The core idea is the same as in the SA version of the solution: repeatedly unbend the edges. Take either an edge with lowest ratio, or the highest, and move both of its vertices as if there were a spring between them. In order for this method to converge, add a braking force that increases over time. Thus, in the beginning the the stiffness coefficient is much larger than in the end. This allows the system to oscillate for some time, and at some moments there appear quite a good states. These good states are recorded and the best of them is returned as a result.
I use a custom-written segment tree data structure for storing worst edges, and it turns out to be much faster than standard RB-tree/set.
mugurelionut uses essentially the same force-based idea, perhaps with a better tweak set.

chokudai’s solution

The provisional leader chokudai did not describe his solution for quite some time, so there was some mystery around his way of reaching 795, 760 points.
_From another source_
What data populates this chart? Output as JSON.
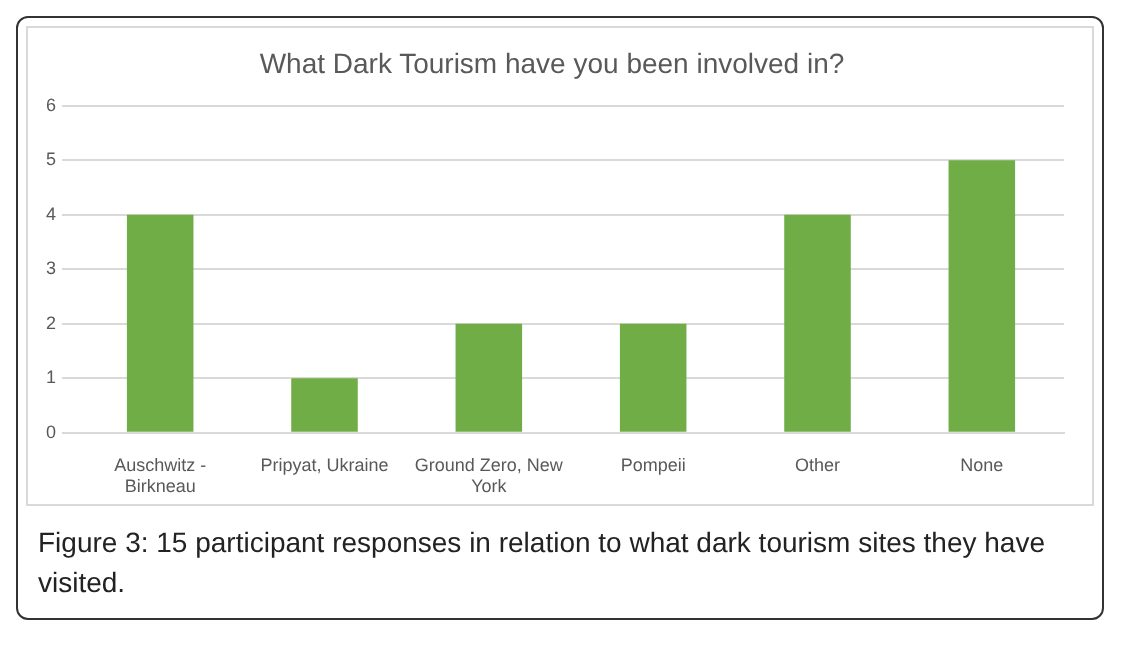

Then he did publish a long-waited editorial, with Japanese version having wider explanation. He seems to use a variation of force-based approach, with some novel formulas to avoid spending time in bad states. Be sure to read the slides he shared.

Final notes

Make sure to check the Post your approach forum thread and read the other’s source code once it becomes available, because I tend to oversimplify these things. Then, take a good rest and see you in Round 2!